This article was first published on BBC News
Glybera, a gene therapy which corrects errors in a person’s genetic code has been approved for commercial use in Europe for the first time.
The European Commission has given Glybera marketing authorisation, meaning it can be sold throughout the EU.
It is a gene therapy for a rare disease which leaves people unable to properly digest fats.
The manufacturers say it will be available next year.
Gene therapy has a simple premise. If there is a problem with part of a patient’s genetic code then change the code.
However, the field has been plagued with problems. Patients have developed leukaemia and in one trial in the US a teenager died.
In Europe and the US, the therapies are used only in research labs.
Glybera is used to treat lipoprotein lipase deficiency. One in a million people have damaged copies of a gene which is essential for breaking down fats.
It means fat builds up in the blood leading to abdominal pain and life-threatening inflammation of the pancreas (pancreatitis).
The only way to manage the condition is by having a very low-fat diet.
The therapy, developed by UniQure, uses a virus to infect muscle cells with a working copy of the gene.
The European Medicines Agency recommended the therapy was made available for the most severely ill patients earlier in 2012.

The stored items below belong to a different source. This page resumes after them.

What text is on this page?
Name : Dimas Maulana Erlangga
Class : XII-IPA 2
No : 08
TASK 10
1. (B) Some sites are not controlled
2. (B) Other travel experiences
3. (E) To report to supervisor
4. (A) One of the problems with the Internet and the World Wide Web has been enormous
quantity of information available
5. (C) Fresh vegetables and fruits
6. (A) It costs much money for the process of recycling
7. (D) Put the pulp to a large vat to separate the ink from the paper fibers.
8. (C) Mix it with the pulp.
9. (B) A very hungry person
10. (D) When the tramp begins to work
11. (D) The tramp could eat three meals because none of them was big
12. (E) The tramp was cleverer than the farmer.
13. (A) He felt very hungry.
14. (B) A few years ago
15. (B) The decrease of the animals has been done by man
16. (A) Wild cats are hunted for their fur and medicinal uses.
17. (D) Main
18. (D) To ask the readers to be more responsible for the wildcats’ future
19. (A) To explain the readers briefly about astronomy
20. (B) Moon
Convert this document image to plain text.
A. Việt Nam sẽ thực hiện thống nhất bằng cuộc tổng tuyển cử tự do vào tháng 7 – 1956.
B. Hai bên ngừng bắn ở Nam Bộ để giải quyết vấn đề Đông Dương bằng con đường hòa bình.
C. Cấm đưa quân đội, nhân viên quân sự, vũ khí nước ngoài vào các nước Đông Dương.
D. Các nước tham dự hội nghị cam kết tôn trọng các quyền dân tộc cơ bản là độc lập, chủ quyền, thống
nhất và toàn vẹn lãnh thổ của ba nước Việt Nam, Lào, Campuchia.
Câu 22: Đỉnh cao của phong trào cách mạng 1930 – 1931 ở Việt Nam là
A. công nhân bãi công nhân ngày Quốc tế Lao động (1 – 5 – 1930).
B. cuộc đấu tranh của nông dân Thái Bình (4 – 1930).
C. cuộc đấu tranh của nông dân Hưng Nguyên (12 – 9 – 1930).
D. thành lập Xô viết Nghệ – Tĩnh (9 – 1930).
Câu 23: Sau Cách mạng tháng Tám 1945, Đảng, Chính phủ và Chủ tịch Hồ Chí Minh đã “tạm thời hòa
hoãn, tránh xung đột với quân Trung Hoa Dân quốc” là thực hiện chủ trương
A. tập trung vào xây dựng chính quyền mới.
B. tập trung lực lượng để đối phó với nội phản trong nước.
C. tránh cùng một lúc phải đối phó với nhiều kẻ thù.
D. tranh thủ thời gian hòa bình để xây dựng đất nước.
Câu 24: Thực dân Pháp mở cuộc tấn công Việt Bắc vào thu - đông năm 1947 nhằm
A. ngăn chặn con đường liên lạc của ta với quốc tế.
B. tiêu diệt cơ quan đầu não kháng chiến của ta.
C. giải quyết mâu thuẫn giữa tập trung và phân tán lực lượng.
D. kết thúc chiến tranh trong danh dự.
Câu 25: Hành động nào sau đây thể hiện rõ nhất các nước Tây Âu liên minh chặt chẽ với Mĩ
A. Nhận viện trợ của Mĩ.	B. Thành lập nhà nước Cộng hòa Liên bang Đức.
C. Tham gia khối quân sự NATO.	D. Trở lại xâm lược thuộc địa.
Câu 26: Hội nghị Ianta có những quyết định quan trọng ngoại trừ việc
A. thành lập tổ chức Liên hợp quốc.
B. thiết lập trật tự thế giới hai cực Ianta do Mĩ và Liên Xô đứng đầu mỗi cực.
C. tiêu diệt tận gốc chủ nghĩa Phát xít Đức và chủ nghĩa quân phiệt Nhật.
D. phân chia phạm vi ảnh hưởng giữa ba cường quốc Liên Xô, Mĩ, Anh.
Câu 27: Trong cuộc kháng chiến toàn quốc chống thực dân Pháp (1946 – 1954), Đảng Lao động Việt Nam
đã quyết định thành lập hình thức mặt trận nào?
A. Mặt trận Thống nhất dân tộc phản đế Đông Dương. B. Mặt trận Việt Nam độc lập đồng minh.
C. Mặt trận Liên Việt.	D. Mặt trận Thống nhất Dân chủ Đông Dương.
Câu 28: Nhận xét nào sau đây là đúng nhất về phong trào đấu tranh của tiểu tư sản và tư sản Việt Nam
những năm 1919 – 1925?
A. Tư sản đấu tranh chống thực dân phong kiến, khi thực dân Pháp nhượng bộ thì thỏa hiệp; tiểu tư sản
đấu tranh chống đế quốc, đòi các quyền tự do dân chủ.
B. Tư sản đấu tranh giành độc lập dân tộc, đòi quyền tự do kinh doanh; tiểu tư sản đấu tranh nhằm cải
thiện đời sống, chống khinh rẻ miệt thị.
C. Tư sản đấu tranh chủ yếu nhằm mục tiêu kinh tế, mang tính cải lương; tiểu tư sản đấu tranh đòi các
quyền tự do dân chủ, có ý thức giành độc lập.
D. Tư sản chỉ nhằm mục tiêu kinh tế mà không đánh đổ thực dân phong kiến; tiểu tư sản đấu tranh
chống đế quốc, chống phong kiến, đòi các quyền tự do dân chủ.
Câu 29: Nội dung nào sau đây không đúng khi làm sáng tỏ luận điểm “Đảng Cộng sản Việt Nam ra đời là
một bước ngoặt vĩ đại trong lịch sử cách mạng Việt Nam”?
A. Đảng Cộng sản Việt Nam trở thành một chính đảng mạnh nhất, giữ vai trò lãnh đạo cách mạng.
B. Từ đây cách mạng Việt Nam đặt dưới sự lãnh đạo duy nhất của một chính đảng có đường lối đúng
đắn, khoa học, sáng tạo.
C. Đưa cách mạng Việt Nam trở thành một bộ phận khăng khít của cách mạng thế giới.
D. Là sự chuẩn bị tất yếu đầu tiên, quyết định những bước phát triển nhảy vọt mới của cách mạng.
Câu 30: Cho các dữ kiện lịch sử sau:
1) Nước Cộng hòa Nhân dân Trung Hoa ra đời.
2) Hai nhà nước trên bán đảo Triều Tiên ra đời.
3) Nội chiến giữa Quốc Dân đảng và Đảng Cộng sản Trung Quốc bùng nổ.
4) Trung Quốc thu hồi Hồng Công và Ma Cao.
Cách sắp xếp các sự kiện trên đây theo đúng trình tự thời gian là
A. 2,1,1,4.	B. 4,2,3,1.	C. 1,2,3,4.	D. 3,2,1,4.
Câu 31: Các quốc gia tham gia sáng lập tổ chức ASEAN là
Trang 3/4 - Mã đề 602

UniQure chief executive officer Jorn Aldag said: “The final approval of Glybera from the European Commission marks a major step forward in making gene therapies available not only for lipoprotein lipase deficiency, but also for a large number of rare diseases with a very high unmet medical need.”
The company said it would apply for regulatory approval in the US and Canada.
China was the first country to officially sanction a gene therapy.